We know Schumpeter mixed it up with the real world. He bore the scars and learned a good many things not taught in the academy. During his banking debacle Schumpeter saw the distorting ravages of hyperinflation, which hit 134% between 1921 and 1922. From the Nazis Schumpeter learned that classical liberal freedoms--of association, speech, trade, etc.--must stand together, or not at all. An older, wizened Schumpeter wound up teaching and writing at Harvard, where his ideas were trumped by Keynesian fashion. Oh, well. For Schumpeter, history's vindication would have to be enough.

Boy, has he been vindicated. Schumpeter made himself a giant of 20th-century economics with one big idea: the role of the entrepreneur in an economy. Wikipedia, the free online encyclopedia and a creative destroyer in its own right, writes this about Schumpeter: "[He] argued that the innovation and technological change of a nation comes from the entrepreneurs, or wild spirits."

I suspect even Schumpeter would be shocked at the rate of wildly spirited change today. Take medicine, which until now has resisted computer-like gains in price and capability. That could soon change, according to Andy Kessler, who has written a book called The End of Medicine (Collins, $24.95). Kessler spent the 1980s as a chip analyst on Wall Street and the 1990s as a Silicon Valley fund manager. Investing in private and public tech companies, Kessler and a partner grew an $11 million fund in 1996 to $1 billion in 1999. He made his clients rich, and got them out at the top.

If Schumpeter's big economic idea was the role of the entrepreneur, Kessler's big investing idea is the role of silicon in reshaping industries. Health care is ripe for creative destruction by silicon, he says. "It is a $2 trillion industry that'll soon be going to $3 trillion. Doctors drive medicine and are a large part of why costs rise by double digits each year." But silicon, Kessler says, gets cheaper by 30% every year and halves in price every two years.
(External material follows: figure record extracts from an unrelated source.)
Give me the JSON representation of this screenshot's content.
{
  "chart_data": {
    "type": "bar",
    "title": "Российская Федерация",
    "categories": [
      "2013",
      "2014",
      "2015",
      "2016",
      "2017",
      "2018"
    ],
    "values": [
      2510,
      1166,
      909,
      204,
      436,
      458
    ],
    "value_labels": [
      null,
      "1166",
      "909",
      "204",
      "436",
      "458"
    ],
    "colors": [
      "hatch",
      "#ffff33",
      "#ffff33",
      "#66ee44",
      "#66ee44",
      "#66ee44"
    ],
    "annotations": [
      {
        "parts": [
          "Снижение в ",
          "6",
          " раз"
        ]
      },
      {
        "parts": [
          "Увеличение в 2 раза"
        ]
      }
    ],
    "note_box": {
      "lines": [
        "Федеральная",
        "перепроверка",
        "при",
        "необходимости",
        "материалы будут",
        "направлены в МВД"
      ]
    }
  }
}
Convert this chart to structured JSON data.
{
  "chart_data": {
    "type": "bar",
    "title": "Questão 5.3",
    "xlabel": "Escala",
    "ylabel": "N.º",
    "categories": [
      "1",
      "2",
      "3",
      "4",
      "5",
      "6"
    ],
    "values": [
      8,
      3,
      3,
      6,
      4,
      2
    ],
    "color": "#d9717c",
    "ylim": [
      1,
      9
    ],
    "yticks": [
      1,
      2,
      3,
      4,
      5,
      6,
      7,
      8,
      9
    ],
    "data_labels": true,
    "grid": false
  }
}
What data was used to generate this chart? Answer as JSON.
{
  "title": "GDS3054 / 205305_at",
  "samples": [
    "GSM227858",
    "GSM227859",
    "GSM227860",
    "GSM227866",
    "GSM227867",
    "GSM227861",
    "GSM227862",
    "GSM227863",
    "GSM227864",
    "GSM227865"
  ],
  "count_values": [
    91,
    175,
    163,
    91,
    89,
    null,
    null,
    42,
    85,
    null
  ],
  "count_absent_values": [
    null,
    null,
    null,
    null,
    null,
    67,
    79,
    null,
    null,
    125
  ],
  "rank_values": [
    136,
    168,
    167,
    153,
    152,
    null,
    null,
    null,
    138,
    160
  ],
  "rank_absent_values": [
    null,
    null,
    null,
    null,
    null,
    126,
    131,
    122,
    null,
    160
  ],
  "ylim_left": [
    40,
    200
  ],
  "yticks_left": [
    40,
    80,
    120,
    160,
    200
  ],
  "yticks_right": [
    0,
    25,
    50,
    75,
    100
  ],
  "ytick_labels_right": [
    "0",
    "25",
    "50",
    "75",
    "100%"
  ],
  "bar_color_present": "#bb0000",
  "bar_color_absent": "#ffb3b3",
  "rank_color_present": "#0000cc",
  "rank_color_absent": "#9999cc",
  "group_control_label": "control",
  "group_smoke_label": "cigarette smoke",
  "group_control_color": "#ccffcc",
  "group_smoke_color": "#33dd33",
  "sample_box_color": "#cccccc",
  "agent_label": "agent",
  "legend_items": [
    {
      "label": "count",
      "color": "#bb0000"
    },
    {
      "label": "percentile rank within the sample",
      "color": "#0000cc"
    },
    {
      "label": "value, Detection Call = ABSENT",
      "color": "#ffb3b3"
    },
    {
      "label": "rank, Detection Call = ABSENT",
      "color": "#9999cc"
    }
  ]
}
Are you sitting down, doctors? Ready for your grim prognosis? Kessler's prediction: "If silicon can make its way into detection and diagnosis, health care can get better even as it gets cheaper. What happened to telephone operators, auto mechanics and stock traders--death at the hands of silicon automation--will happen to frontline doctors."

CT scanners, he says, have started down the cost-efficiency curve familiar to PCs and cell phones. "We will see low-cost 256-slice scanners that can pinpoint atherosclerosis in high-resolution 3-D images," says Kessler. "We will see biomarkers and molecular imaging, all silicon-based, that can detect unique proteins from cancer cells five years [before the cancer presents]."